Will mich halt von der Pieke auf "einarbeiten".

Danke für eure Tipps!


----------



## SilentWarrior (2. März 2005)

Willst du ein Tutorial zu Linux, zu Lilo oder zur Programmierung unter Linux? Oder zu allen dreien?

Interessant wäre noch zu wissen, welche Distribution du benutzt. Unter Debian kann ich dir das Debian GNU/Linux Anwenderhandbuch wärmstens empfehlen.


----------



## JohannesR (2. März 2005)

Ja, irgendwie ist das verwirrend. Wir wissen doch nichtmal, in welcher Sprache du das ganze willst (sofern du programmieren willst)?


----------



## generador (2. März 2005)

Also
Gute Einstiegsdistribution von Linux ist Suse (sehr einfach in der Handhabung und der Konfiguration)
Lilo ist der Bootloader von Linux (Linux-Loader)
In der Programmierung kann ich dir aber leider nicht meh helfen

Von Suse gibt es eine FTP Installation (Also kostet nix, hat aber nicht alle Programme dabei)


----------



## SilentWarrior (3. März 2005)

Hui, da muss ich mich doch gleich nochmal einmischen:





> Gute Einstiegsdistribution von Linux ist Suse (sehr einfach in der Handhabung und der Konfiguration)
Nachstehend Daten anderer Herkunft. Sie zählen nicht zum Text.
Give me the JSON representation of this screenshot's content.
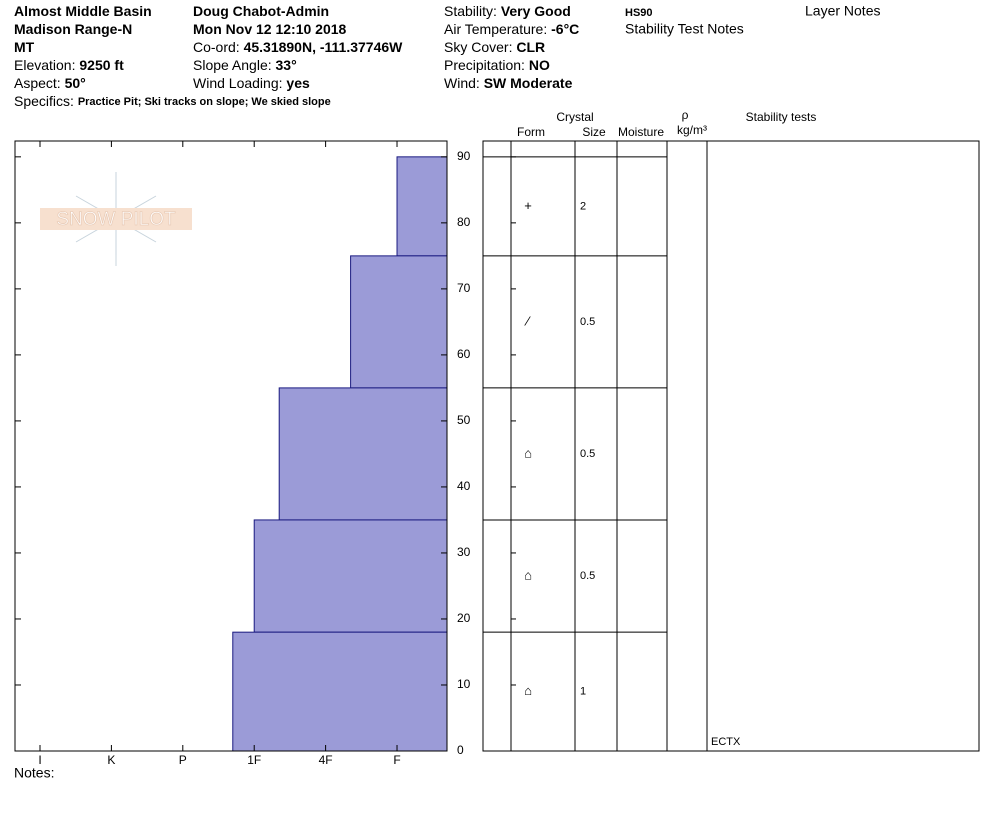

Das kannst du so nicht sagen (also den ersten Teil). Ist immer Geschmackssache, was man will - mit SUSE lebt man weiterhin gewissermassen in der Windows-Welt, es wird einem alles gemacht, man lernt Linux nicht wirklich kennen. Meine persönliche Meinung ist, dass man gleich mit Debian, RedHat (bzw. FedoraCore) o. ä. beginnen sollte, da man dann gleich erste, wichtige Erfahrungen macht.

Aber noch einmal: Das ist Geschmackssache. Also pflanz ihm hier nicht in den Kopf, SUSE wäre das einzig wahre. Am besten ist immer noch, wenn er selbst herausfindet, welche Distri ihm gut gefällt.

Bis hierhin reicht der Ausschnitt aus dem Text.